En 2001 il rédige avec un autre sénateur d’envergure, que j’eus l’honneur de connaître, Claude Huriet, un Rapport sur la politique de lutte contre le cancer, lutte qui déjà souffrait de la dispersion des forces et de l’absence de stratégie opérationnelle (rapport n° 419 du 27 juin 2001), rapport qui « propose les voies et moyens de doter notre pays d’une politique coordonnée efficace et respectueuse des malades ».

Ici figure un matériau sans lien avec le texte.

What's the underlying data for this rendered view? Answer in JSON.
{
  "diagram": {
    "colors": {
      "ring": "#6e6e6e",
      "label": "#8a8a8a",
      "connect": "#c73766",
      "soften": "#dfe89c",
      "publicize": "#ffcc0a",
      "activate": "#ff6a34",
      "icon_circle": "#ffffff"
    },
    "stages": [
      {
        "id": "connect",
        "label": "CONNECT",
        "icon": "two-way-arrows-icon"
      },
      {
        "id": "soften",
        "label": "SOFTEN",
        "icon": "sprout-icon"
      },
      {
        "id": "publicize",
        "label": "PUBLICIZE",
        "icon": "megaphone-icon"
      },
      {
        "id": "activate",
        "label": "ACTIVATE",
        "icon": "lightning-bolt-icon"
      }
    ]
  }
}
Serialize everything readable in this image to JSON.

Jusqu’au dernier jour de son dernier mandat, Lucien Neuwirth se préoccupa de questions importantes pour le bonheur des hommes, dans notre pays ou ailleurs : Action de la France dans la lutte contre les mines antipersonnel ; Annulation de la dette et aide publique au développement ; Mortalité maternelle dans le monde : aide publique au développement ; Politique de lutte contre la douleur et de développement des soins palliatifs ; Journée universelle des droits de l’enfant ; Politique de prévention du sida ; Accueil des personnes handicapées mentales ; Majoration de pension aux assurés parents d’un enfant handicapé ; Financement des organismes d’aide à domicile…

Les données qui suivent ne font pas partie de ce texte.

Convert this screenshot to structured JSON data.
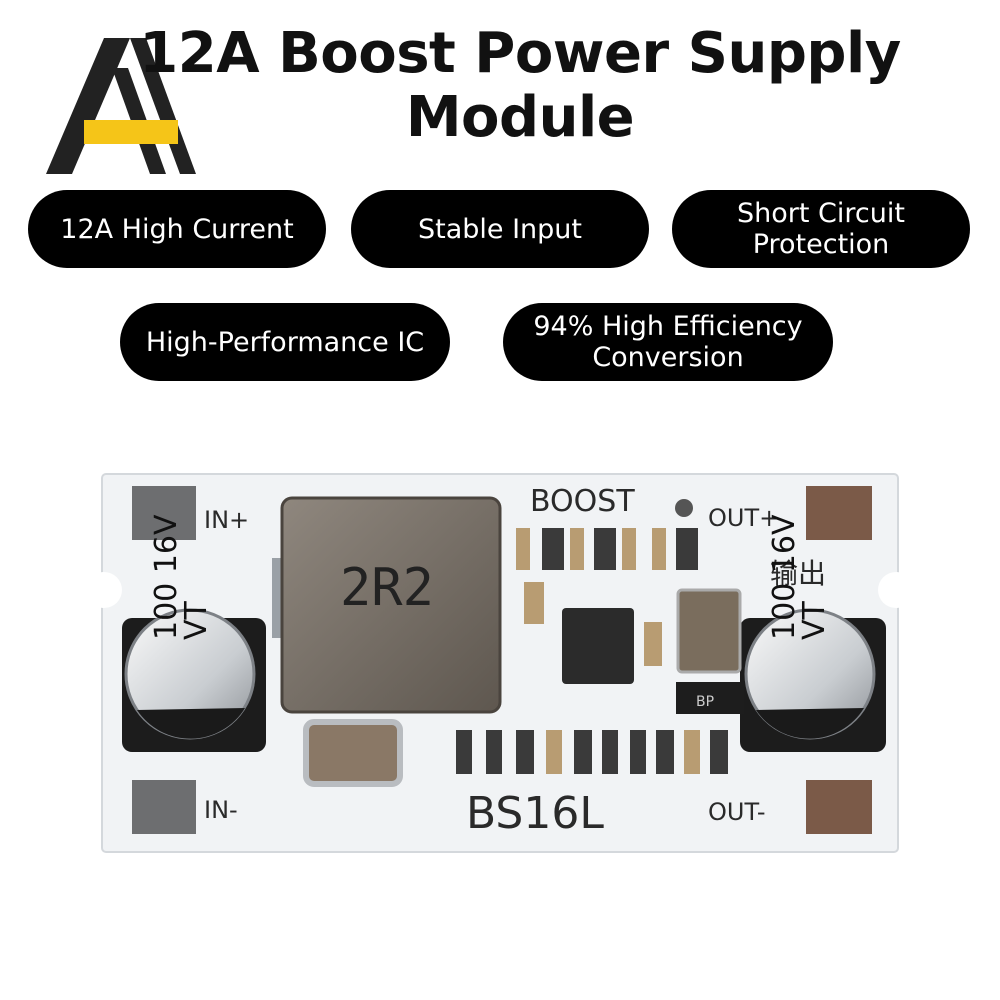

Ainsi donc, ma génération et les suivantes sont doublement redevables à cet homme, ce héros : ▪ de nous avoir libéré de la barbarie nazie ▪ d’avoir libéré la femme de l’angoisse permanente des grossesses non désirées, de la servitude que cela induisait chez nombre d’entre elles par acceptation d’une sorte de fatalité organique que la nature leur faisait subir depuis la nuit des temps… C’est grâce à Lucien Neuwirth, à Simone Veil et à toutes celles et ceux qui menèrent le même combat, que l’égalité concrète entre hommes et femmes est devenue enfin vraiment possible, libérée du principal facteur de sujétion biologique. Les jeunes filles lui doivent depuis plus de vingt ans d’être libérées de la panique subie en cas d’oubli ou d’omission d’une contraception anticipée.

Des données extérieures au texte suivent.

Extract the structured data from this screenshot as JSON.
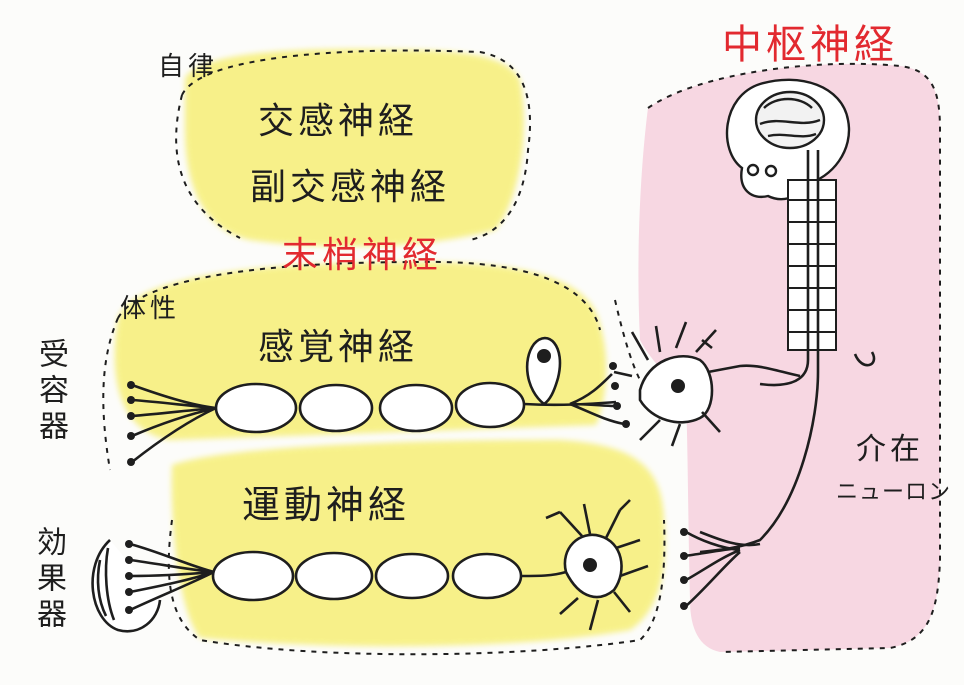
{
  "labels": {
    "autonomic": "自律",
    "sympathetic": "交感神経",
    "parasympathetic": "副交感神経",
    "peripheral": "末梢神経",
    "central": "中枢神経",
    "somatic": "体性",
    "sensory": "感覚神経",
    "motor": "運動神経",
    "receptor": "受容器",
    "effector": "効果器",
    "interneuron_line1": "介在",
    "interneuron_line2": "ニューロン"
  },
  "colors": {
    "highlight_yellow": "#f5ec5a",
    "central_pink": "#f2aac6",
    "ink": "#1e1e1e",
    "heading_red": "#e2292f"
  }
}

Je n’ai pas connu Lucien Neuwirth, mais j’eus la chance d’en entendre souvent parler par Jean Chanton, l’un de ses compagnons de Résistance, qui me fit l’honneur de son amitié et de qui je pus faire apposer le nom à l’établissement public de santé que je dirigeai de 1977 à 1989 à Roquebillière dans les Alpes-Maritimes. J’espère, je souhaite qu’un grand nombre d’hôpitaux, bâtiments ou services choisissent maintenant de porter le nom de Lucien Neuwirth pour le transmettre de génération en génération.